What you Need
What to do
Blow across the bottle, remember the note it makes.
Squash the bottle
Blow across it again. Is there a difference in the note?
Fill your container about 3/4 full of water
See if immersing the bottle with water affects the note it makes, when it is both squashed and unsquashed.
What may happen
You should find that squashing the bottle makes the note go down.
When the bottle is immersed it will increase the pitch of the squashed bottle, but not the unsquashed one.
Why does it happen?
When you blow over the top of the bottle the stream of air you produce can either be deflected into or out of the bottle. If it starts off going into the bottle the pressure will build up until the stream is pushed out, and then as the bottle empties the pressure drops and the stream can move back in. This produces a vibration you hear as sound. As you can find from the musical bottles experiment, if the bottle is large it takes a long time for the pressure to build up so the vibration is slow and you hear a low note.
If a plastic bottle is flattened the changes in pressure cause the bottle can change shape slightly, if you touch the flattened area while you are blowing you can feel this as a strong vibration. This change in shape allows more air to flow in for the same change in pressure, so the speed of the vibration and therefore the pitch is lower than it should be for the amount of air available.

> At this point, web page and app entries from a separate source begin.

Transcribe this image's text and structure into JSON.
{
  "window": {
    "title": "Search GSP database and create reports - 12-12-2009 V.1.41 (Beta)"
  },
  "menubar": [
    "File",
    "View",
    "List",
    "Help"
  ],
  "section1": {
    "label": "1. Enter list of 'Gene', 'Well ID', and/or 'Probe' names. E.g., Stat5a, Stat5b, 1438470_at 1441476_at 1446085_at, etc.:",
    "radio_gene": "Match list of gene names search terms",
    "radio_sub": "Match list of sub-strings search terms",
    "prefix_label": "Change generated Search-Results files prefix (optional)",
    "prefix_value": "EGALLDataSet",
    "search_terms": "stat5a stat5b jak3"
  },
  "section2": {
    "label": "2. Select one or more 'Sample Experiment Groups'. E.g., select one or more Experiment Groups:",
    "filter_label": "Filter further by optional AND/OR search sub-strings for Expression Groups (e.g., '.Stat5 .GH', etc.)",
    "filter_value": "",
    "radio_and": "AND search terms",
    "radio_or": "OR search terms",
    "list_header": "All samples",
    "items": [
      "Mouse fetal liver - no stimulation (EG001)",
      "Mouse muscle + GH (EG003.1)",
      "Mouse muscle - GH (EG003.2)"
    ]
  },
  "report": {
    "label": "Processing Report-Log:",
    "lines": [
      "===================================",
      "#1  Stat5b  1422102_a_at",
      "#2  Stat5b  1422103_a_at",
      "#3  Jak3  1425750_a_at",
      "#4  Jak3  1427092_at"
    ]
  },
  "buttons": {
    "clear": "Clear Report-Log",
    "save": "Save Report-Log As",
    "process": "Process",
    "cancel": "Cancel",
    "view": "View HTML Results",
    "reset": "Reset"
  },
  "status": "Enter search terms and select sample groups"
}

If you surround the bottle with water by immersing it, the water effectively stops the walls from moving. This means that the pitch is correct for the amount of air in the bottle - which is of course reduced from its unsquashed volume so the pitch is higher than normal.
If the bottle is unsquashed on the other hand, because it is circular it can't get any larger without more plastic, and because there are no weak spots it is hard for it to get smaller. This means that the walls do not vibrate in the same way as in the squashed bottle, and putting the bottle in water will make no difference to the sound.